February began with a business trip to Boston. The frequency of these trips has increased a bit, with me now traveling about once a month. Generally, I fly out on a Sunday afternoon and fly back on a Friday evening. This time, however, a gigantic nor'easter had other plans for me. I desperately tried to reschedule my flight back to Denver earlier in the day in hopes of getting out before the storm hit, but it was all for naught. Everything got canceled before a single flake had fallen. On Friday, I hunkered down in the office until the snow became heavy enough to force me to retreat back to my hotel by mid-afternoon. It snowed for 24 hours straight, winds howling, dumping about 24" of snow in total. The fifth largest storm in Boston's history. I was trapped in Boston until I finally managed to get a flight out on Monday morning. What made this ordeal all the more frustrating was that the original plan was for me to meet my wife and kids in Denver on Friday night. We'd then spend the night at an airport hotel and fly to Florida on Saturday morning. Yeah, not so much. My wife ended up having to juggle both kids by herself. She made it to Florida in one piece-- barely. I spent a good portion of my weekend on hold or talking to representatives from United and Frontier. Christina was helpful enough to text me pictures of herself lounging on the beach (while I negotiated shoulder-high snow drifts on my walk to work-- I didn't dare drive). In the end, I only missed about a day and a half of our family vacation, but... wow, it turned out to be an epic trip. At one point I seriously contemplated driving my rental car to Florida in a last-ditch effort to escape!
|The office on Saturday. I was the only one at work.|
|Meanwhile, Ethan relaxes on the beach. (He looks very concerned that his papa is missing.)|
I'm looking forward to the Salida marathon this week. I won't be in particularly good shape for it, but it should be fun nonetheless. First and foremost, Salida provides me with an incentive to train more than I otherwise would in January and February. I need a race as training motivation. If I waited until early May to run my first race, there'd be no way that I'd be running as much.

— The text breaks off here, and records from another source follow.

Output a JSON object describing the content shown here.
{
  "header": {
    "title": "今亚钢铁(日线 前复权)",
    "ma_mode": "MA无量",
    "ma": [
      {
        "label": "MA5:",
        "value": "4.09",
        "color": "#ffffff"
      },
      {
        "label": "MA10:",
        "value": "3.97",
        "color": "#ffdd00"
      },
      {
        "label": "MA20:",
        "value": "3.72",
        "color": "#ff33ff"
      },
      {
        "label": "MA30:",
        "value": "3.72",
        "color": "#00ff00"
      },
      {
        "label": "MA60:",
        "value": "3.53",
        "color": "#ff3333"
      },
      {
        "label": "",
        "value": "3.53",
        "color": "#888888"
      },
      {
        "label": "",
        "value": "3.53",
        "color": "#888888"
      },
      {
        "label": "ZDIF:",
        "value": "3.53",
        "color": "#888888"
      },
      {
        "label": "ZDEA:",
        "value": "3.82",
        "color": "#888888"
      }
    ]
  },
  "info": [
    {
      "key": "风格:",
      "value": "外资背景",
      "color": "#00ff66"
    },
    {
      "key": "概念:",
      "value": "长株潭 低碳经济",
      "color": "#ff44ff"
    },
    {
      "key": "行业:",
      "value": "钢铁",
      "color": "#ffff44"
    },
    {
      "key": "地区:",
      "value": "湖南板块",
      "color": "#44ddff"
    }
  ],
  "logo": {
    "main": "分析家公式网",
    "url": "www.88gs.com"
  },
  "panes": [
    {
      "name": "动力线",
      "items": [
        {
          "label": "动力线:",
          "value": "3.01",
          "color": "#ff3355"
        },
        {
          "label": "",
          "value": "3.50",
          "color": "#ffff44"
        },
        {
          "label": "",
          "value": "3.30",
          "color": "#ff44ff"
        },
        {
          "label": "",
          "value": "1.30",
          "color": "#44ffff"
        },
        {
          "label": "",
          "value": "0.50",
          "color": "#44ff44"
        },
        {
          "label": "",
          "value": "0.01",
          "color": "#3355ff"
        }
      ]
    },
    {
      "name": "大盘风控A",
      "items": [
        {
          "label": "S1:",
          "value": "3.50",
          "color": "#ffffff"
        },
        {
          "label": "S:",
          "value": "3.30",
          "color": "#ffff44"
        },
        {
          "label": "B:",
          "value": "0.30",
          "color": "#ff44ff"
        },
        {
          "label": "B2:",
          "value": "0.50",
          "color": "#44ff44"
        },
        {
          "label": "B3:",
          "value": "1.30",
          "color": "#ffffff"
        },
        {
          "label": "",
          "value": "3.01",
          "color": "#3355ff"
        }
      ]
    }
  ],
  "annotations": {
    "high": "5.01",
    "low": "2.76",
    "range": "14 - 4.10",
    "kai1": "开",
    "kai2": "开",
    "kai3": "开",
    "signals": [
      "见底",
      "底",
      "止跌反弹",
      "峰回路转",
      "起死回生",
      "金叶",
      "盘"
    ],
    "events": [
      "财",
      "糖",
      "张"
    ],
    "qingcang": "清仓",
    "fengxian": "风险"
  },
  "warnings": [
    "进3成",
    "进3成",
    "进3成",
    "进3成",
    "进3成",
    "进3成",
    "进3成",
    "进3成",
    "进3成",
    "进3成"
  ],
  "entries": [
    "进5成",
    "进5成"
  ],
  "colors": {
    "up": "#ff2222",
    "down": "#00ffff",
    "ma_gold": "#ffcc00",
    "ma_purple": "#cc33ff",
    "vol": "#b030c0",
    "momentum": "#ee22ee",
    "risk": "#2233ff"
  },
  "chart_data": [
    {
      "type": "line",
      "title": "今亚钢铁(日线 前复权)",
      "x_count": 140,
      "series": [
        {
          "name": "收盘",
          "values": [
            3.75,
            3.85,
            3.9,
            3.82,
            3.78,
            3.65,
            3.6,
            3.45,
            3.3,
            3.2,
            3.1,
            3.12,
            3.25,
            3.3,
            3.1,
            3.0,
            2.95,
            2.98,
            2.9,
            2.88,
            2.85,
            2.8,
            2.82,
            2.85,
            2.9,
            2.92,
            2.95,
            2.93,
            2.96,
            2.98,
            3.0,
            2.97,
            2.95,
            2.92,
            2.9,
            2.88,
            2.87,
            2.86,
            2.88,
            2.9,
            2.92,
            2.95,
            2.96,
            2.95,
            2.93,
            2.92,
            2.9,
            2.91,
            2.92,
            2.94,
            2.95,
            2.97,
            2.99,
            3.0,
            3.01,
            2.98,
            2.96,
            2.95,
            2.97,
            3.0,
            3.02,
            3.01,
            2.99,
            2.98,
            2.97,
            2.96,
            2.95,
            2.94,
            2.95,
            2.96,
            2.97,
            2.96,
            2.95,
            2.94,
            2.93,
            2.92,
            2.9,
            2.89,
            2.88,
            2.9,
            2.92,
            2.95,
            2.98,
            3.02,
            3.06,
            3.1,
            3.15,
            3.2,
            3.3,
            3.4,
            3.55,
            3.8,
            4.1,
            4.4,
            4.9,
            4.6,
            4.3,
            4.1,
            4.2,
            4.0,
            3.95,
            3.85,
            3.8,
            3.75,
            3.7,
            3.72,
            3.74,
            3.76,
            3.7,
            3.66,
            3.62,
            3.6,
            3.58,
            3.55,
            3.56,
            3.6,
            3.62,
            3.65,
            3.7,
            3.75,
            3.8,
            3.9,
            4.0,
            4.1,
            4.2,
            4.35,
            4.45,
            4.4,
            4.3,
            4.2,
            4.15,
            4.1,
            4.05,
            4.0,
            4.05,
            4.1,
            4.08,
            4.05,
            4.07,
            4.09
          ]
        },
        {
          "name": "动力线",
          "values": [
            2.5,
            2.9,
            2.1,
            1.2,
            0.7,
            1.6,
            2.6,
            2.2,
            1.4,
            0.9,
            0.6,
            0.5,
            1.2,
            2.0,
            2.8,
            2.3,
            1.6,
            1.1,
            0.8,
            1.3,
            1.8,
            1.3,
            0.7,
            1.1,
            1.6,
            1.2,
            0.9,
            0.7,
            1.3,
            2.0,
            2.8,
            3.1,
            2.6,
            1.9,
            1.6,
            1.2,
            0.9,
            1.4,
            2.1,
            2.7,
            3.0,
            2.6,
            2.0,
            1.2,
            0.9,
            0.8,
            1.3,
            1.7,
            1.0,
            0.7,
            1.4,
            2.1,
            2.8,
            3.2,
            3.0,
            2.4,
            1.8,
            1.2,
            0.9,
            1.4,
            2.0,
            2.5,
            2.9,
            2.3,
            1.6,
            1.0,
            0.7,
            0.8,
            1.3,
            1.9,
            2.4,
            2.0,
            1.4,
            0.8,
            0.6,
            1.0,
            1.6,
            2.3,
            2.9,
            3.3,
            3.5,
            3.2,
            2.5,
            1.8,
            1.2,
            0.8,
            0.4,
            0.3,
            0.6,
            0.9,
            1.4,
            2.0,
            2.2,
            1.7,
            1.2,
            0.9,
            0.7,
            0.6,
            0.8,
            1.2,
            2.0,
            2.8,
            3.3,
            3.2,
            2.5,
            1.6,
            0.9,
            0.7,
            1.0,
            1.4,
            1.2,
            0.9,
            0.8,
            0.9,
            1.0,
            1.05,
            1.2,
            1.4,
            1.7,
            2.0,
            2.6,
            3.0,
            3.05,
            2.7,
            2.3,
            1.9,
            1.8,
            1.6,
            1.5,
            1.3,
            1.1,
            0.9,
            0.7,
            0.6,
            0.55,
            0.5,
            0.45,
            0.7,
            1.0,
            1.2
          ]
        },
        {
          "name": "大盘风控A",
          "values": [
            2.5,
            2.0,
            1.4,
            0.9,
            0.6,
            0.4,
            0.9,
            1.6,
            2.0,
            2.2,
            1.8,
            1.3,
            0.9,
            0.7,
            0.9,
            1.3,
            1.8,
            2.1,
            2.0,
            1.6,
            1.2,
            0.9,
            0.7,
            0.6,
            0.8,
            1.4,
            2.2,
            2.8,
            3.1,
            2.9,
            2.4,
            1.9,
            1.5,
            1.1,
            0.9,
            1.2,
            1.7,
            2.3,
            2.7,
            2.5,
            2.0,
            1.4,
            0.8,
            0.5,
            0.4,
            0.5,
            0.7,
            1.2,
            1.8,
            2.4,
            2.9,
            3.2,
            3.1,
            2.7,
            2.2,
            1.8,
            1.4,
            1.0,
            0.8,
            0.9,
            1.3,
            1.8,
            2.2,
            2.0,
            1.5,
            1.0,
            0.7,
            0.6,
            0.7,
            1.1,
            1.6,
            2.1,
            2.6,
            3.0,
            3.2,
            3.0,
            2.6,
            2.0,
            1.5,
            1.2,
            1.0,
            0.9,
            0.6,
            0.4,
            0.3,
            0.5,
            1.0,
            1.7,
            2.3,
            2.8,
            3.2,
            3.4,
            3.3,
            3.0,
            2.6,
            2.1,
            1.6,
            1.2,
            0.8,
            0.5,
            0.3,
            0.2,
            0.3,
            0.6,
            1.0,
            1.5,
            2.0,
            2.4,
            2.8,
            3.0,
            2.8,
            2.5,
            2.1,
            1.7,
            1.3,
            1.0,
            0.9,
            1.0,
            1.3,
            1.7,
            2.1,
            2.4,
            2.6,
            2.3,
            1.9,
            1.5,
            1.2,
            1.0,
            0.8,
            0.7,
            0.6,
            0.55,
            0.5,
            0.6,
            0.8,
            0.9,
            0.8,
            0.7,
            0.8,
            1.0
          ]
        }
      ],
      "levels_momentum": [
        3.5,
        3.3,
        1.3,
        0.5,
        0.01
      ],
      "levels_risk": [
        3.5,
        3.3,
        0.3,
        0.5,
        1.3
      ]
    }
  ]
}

Salida is also simply a great excuse for me to log an early season long run. And if the weather cooperates (like it has the past two years), it's a refreshing taste of spring when Leadville is still buried under snow. That alone is reason enough to run it! (Unfortunately, the forecast for Saturday looks pretty grim.) Would I like to improve up my time? Certainly. Do I think that's possible? Maybe. Should I stress out about it? Probably not. So far, my training this year hasn't been radically different than last year. I shouldn't expect radically different results. I am training more consistently-- running/riding 5-7 days a week-- though my total year-to-date mileage isn't that different from last year. Will that have an effect? Hard to say. (Probably not.) I really beat myself up last year, jumping up to a 55 mile week in Florida and then running a lot of vertical on the treadmill in Boston the week before the race. It's possible that I might not have fully recovered by race day. The final weeks leading up the race this year have been more regular, without big fluctuations in effort.
When I look at the GPS data from last year's Salida marathon, it seems like I should be able to improve my time by 15 minutes or so. At least that's what I want to believe. While I ran the first half of the race fairly well (which is mostly uphill), I faded significantly in the second half. I was unable to take advantage of the downhills. The question is why did I slow down so much? In my blog entry from last year I complained about the snow and my lack of early season fitness-- mostly the fact that the race was my first 20+ mile run since October. I remember having some minor hamstring issues and feeling my IT band flare up a bit in the final miles. (I'm pretty sure I popped an Advil or two during the final miles of the race.) At the time I brushed it off, but in retrospect I should have taken my IT band pain much more seriously. I would end up being sidelined by it for several weeks after the race. I remember feeling hungry around mile 20. I ran most of the race eating gels and drinking Gatorade. Did I get enough calories? Doubtful, but how much can I blame poor nutrition for my performance? I didn't keep track of my exact calories/hour rate of consumption, so I don't have anything concrete to point my finger at.
Ah, whatever. I'm over analyzing things... It'll be great to get out for a long run on Saturday, no matter what my time ends up being. One thing is for sure: I'm certainly going to be out on the course long enough to get my money's worth!
Since my biggest, overarching training goal this year is simply to stay healthy and injury-free, the most successful running of the Salida marathon would be one that allows me to continue training well throughout the rest of March, putting me in a good position for a solid R2R2R attempt in early April.
Salida will be my last race in the 30-39 year old division. On March 25th, I'm moving up to 40-49! Yee haw!